Denote the feature code extracted from an image as a vector $ {\mathbf{X}}_{i} $. Suppose there are m reference images in the book page database, all of their feature codes can form a 4096 × m matrix $ {\mathbf{M}} $, i.e. $ {\mathbf{M}} = [{\mathbf{X}}_{1} \, {\mathbf{X}}_{ 2} \cdots {\mathbf{X}}_{m} ] $. Then, the covariance matrix $ {\varvec{\Sigma}} $ of $ {\mathbf{M}} $ can be calculated. And then, the eigen-matrix $ {\mathbf{U}} $ can be obtained by the Singular Value Decomposition (SVD) of $ {\varvec{\Sigma}} $, i.e. $ {\mathbf{U}}{\text{ = SVD(}}{\varvec{\Sigma}} ) $. After that, the compression matrix $ {\mathbf{U}}_{d} $ can be formed by selecting the first d eigen-vectors of $ {\mathbf{U}} $. Finally, a 4096-dimensional feature code $ {\mathbf{X}} $ can be compressed to d dimensions by:

$$ {\tilde{\mathbf{X}}} = {\mathbf{U}}_{d}^{T} {\mathbf{X}} $$

(6)

where $ {\tilde{\mathbf{X}}} $ is the compressed feature code.

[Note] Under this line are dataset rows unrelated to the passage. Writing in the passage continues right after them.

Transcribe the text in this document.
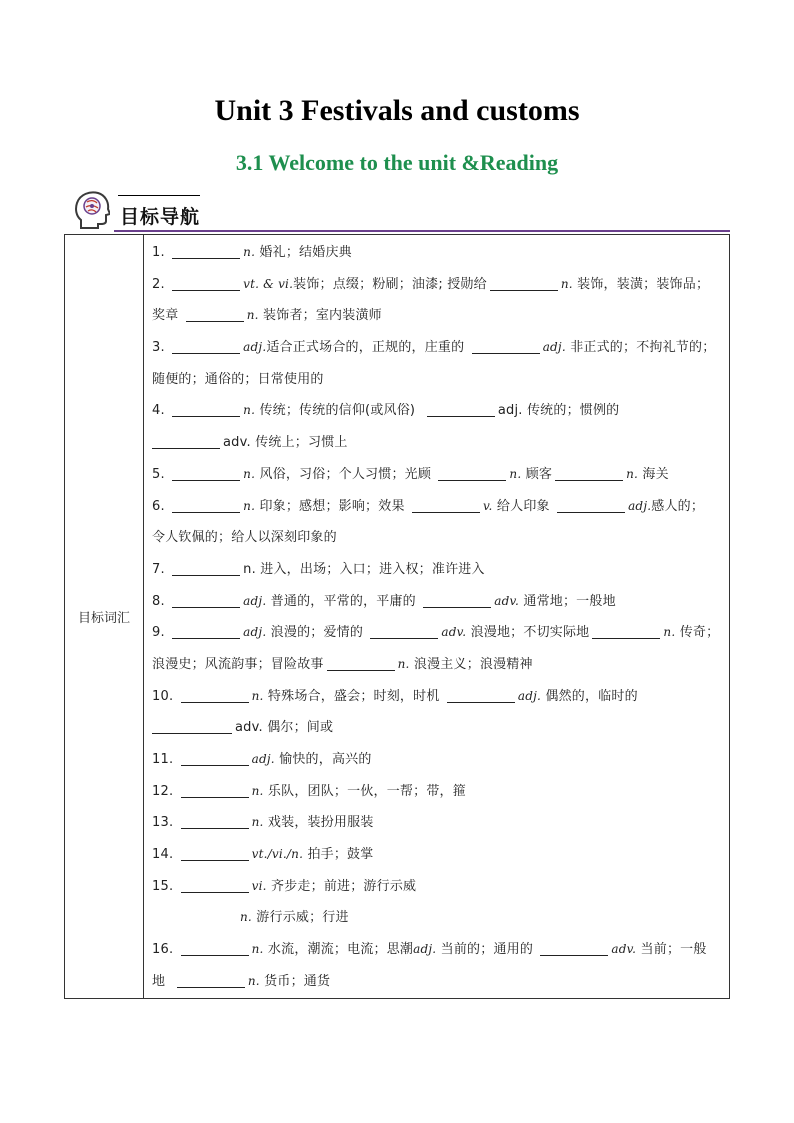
Unit 3 Festivals and customs
3.1 Welcome to the unit &Reading
目标导航
目标词汇	
1.	n. 婚礼；结婚庆典
2.	vt. & vi.装饰；点缀；粉刷；油漆; 授勋给	n. 装饰，装潢；装饰品；
奖章	n. 装饰者；室内装潢师
3.	adj.适合正式场合的，正规的，庄重的	adj. 非正式的；不拘礼节的；
随便的；通俗的；日常使用的
4.	n. 传统；传统的信仰(或风俗)	adj. 传统的；惯例的
adv. 传统上；习惯上
5.	n. 风俗，习俗；个人习惯；光顾	n. 顾客	n. 海关
6.	n. 印象；感想；影响；效果	v. 给人印象	adj.感人的；
令人钦佩的；给人以深刻印象的
7.	n. 进入，出场；入口；进入权；准许进入
8.	adj. 普通的，平常的，平庸的	adv. 通常地；一般地
9.	adj. 浪漫的；爱情的	adv. 浪漫地；不切实际地	n. 传奇；
浪漫史；风流韵事；冒险故事	n. 浪漫主义；浪漫精神
10.	n. 特殊场合，盛会；时刻，时机	adj. 偶然的，临时的
adv. 偶尔；间或
11.	adj. 愉快的，高兴的
12.	n. 乐队，团队；一伙，一帮；带，箍
13.	n. 戏装，装扮用服装
14.	vt./vi./n. 拍手；鼓掌
15.	vi. 齐步走；前进；游行示威
n. 游行示威；行进
16.	n. 水流，潮流；电流；思潮adj. 当前的；通用的	adv. 当前；一般
地	n. 货币；通货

In the offline phase, the feature codes of all the reference images are compressed using (6) and stored in a matrix. In the online phase, the feature code of the query image is also compressed to the d dimensions.

2.5 Feature Matching

Two kinds of search methods, i.e. exhaustive search [8] and hashing based search [22, 23], are often employed in the field of image retrieval. In most existing hashing based methods, feature codes of images are first encoded to binary hash codes by a projection and a quantization steps, then Hamming distance is adopted to calculate the distances between the pairs of the query image and each reference image. However, hashing based methods are not appropriate for applications with relatively small amount of reference images, as the computational loss for generating hash codes may outweigh the gain from computing distances. Another risk of hashing based methods is that these methods sometimes produce sub-optimal binary hash codes which will degrade the retrieval performance [24].

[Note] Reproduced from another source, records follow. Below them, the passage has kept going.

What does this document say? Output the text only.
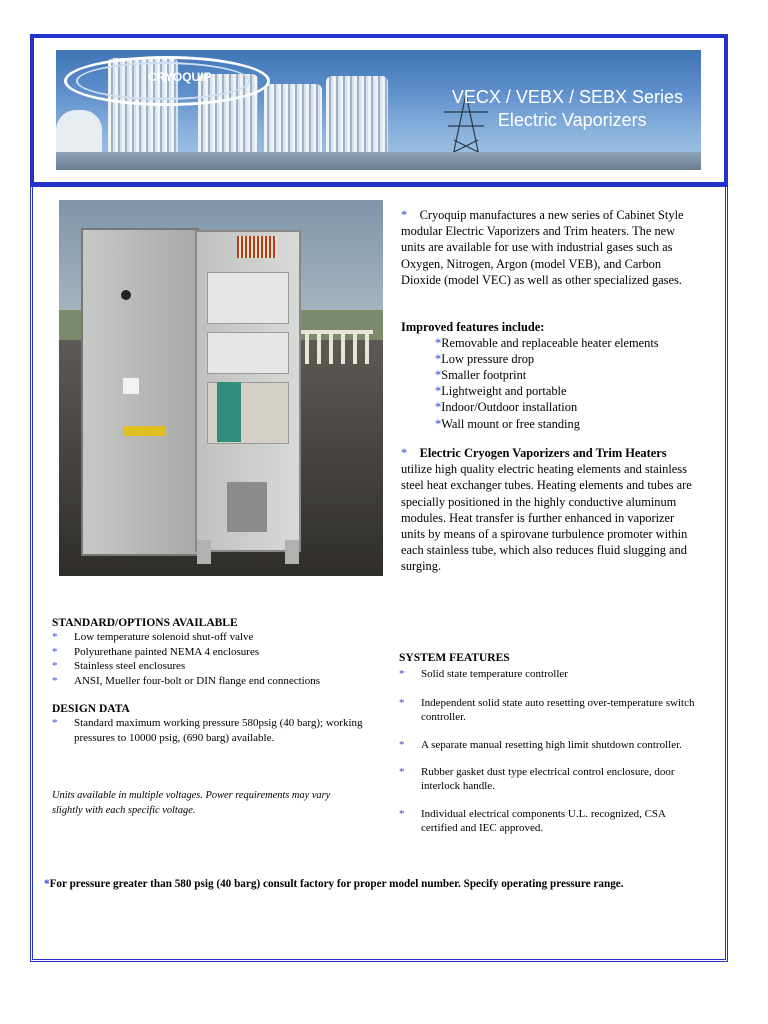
CRYOQUIP
VECX / VEBX / SEBX Series
Electric Vaporizers

* Cryoquip manufactures a new series of Cabinet Style modular Electric Vaporizers and Trim heaters. The new units are available for use with industrial gases such as Oxygen, Nitrogen, Argon (model VEB), and Carbon Dioxide (model VEC) as well as other specialized gases.

Improved features include:
*Removable and replaceable heater elements
*Low pressure drop
*Smaller footprint
*Lightweight and portable
*Indoor/Outdoor installation
*Wall mount or free standing

* Electric Cryogen Vaporizers and Trim Heaters utilize high quality electric heating elements and stainless steel heat exchanger tubes. Heating elements and tubes are specially positioned in the highly conductive aluminum modules. Heat transfer is further enhanced in vaporizer units by means of a spirovane turbulence promoter within each stainless tube, which also reduces fluid slugging and surging.

STANDARD/OPTIONS AVAILABLE
* Low temperature solenoid shut-off valve
* Polyurethane painted NEMA 4 enclosures
* Stainless steel enclosures
* ANSI, Mueller four-bolt or DIN flange end connections
DESIGN DATA
* Standard maximum working pressure 580psig (40 barg); working pressures to 10000 psig, (690 barg) available.
Units available in multiple voltages. Power requirements may vary slightly with each specific voltage.
SYSTEM FEATURES
* Solid state temperature controller
* Independent solid state auto resetting over-temperature switch controller.
* A separate manual resetting high limit shutdown controller.
* Rubber gasket dust type electrical control enclosure, door interlock handle.
* Individual electrical components U.L. recognized, CSA certified and IEC approved.
*For pressure greater than 580 psig (40 barg) consult factory for proper model number. Specify operating pressure range.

Taking account of the trade-off between computational cost and retrieval accuracy, exhaustive search is adopted in this paper. The procedures of exhaustive search is straightforward: (1) Compute the similarities between the query image and each reference image. (2) Rank all the reference images according to their similarities to the query image. (3) Select k top-ranking reference images as the retrieval results.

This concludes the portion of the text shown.